二条城はその名の通り二条通りにある城である。いや、城というか館である。なぜか城を名乗っている。周知の通り、京都は碁盤状に道路が並んでいる。東西に伸びる道は、北から順に一条、二条、三条・・・九条と名付けられている。一条には御所がある。そのすぐ南の二条には二条城があり、三条には三条実朝が住み、四条には縄手があり、五条には大橋がかかり、六条には一間があり、七八とんで九条の西側には西九条がある可能性が高い。
本脳寺、寝所のうち。信長はふと自分が敵であることに気づき目覚めた。「畢竟、真の敵は己か」酔っている。
周りがやけに騒がしい。
「ほたえなっ!」
本脳寺に響き渡るほどの大音声だった。寺内は一気に静まった。
信長は女であったという説がある。説といっても大した説でもない、小さなものだ。小説といっていい。竜馬が女であったという小説もある。日本人は有名人を女にして楽しむ感性を持っている。だが女信長はコケたらしい。したがって信長、男である。
光秀はどこかの山の上で、いよいよ軍を本脳寺に転進させようとしていた。日本の運命を大きく転換する命令である。
「敵は本脳寺にあり」
いや、軍全体に意図が漏れるのは賢くない。「中国地方への進軍前に、殿に閲兵いただく」が正しい命令である。

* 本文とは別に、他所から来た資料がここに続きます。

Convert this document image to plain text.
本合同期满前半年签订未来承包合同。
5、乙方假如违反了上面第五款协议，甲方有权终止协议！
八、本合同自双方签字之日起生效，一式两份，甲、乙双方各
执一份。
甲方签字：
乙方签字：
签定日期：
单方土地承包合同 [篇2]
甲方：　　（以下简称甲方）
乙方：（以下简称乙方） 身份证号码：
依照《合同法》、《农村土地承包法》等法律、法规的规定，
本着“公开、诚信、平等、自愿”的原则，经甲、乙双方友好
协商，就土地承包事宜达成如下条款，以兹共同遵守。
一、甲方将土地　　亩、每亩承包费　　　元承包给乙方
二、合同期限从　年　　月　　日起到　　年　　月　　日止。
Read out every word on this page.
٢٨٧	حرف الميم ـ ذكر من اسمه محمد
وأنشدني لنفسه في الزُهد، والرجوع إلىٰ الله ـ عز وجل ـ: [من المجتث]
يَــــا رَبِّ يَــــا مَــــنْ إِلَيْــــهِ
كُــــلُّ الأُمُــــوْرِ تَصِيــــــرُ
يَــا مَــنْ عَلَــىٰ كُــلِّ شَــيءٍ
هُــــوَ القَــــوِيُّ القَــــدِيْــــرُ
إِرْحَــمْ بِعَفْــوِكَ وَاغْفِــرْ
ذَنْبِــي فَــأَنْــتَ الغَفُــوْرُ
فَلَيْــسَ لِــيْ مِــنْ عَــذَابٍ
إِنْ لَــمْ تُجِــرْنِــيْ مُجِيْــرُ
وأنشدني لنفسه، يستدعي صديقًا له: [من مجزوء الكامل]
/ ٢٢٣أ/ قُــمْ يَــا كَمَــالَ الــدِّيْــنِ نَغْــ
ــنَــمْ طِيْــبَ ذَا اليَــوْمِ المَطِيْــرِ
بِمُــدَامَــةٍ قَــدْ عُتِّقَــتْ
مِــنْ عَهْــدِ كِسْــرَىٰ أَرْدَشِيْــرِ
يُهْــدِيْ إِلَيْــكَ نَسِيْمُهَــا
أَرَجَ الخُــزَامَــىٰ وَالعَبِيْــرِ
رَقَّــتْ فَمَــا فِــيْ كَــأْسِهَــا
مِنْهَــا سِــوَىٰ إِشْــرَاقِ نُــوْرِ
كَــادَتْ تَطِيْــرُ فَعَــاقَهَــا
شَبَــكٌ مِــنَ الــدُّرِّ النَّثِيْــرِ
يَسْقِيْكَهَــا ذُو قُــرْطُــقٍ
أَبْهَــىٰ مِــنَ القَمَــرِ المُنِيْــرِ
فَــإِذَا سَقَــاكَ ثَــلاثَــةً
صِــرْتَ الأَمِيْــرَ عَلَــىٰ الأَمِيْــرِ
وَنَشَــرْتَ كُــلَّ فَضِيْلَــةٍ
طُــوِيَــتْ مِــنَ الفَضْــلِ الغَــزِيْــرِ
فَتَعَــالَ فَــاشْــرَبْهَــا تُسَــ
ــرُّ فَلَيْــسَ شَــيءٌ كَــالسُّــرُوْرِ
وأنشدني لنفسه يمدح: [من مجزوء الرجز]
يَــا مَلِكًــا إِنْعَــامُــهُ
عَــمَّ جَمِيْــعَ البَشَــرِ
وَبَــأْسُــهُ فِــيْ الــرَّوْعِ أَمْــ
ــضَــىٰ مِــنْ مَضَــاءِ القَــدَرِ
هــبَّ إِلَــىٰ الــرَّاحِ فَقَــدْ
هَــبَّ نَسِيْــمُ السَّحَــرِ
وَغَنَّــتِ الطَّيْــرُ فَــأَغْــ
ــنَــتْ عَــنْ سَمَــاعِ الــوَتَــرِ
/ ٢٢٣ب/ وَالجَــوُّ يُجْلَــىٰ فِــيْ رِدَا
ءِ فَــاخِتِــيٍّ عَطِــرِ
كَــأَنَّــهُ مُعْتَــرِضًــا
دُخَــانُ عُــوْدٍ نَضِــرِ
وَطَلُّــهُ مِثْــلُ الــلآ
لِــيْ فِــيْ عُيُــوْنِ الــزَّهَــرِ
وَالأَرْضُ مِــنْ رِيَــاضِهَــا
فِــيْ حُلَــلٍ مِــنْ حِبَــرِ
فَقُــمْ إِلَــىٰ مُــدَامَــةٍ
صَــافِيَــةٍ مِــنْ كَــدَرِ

このとき、光秀五十歳。京都の西に領地を持つ国持大名であったが、領地替えを命ぜられ、中国地方に向かう。中国地方では毛利勢が大きな勢力を持ち、対して信長配下の豊臣秀吉が戦っていた。光秀は秀吉の援軍としての征西である。GO WEST。未来を開拓するほんものの西部劇である。
しかし西部劇の主要な登場人物、たとえばワイアット・アープやビリーザキッドが実は女だっという小説は聞かない。西洋人の感性は日本人とは異なるおそれがある。
独自の感性を持つ西洋人が発明した建材がコンクリートである。そのコンクリートが本脳寺の主要な構造体を形作っている。コンクリートの強度は200kg/cm2にも及ぶ。したがって本脳寺は難攻不落である。弓を射ても矢がささらない。刀で切りつけても刃がかける。飛び蹴りして靴跡を残すのが人類の限界である。
しかし本脳寺には風情がなかった。夕日に照らされ、陸に上がった魚の腹のようにテラテラと輝く本脳寺は、更に周りを低層ビルに囲まれ、鉄製の黒い柵越しには本堂部分の一割も見えない。なぜか寺はたいてい自分の土地を駐車場にして小銭をかせぐ。本脳寺の周りにも自動車がたくさんとめられている。
そこに光秀の軍勢が襲い掛かった。是非に及ばなかった。
「ほたえなっ!」
突然信長の怒声が聞こえて、光秀は戦慄した。ビビってブルってチビった。だが光秀も百戦錬磨、これ以上信長を刺激しないよう極力静かに軍を動かす大方針に大転換した。この大戦術が奏功し、やがて本脳寺は静かに墜ちる。
本脳寺近くの二条城では、信長の長男信忠も奮戦している。奮戦していても脇道である。話を本脳寺に戻す。
本脳寺は古来よりの場所に建っていない。本脳寺を移動したのは豊臣秀吉である。おそらくコンクリート造りにしたのは何代目かの坊主であろう。きっと駐車場を作ったのもその前後である。さらに敷地内にあるホテルを作ってホテル本脳寺と名付けたのは誰だ。
その誰かのせいで、今日、本脳寺本堂は周りをビルに囲まれて敷地外からはほとんど見えない。風情のない寺を明智軍が静かに静かに攻めていた。ホテル本脳寺のどんちゃん騒ぎのほうが耳についた。声も音もたてずに戦う兵達の額に汗が流れる。もう、六月もなかばを過ぎていた。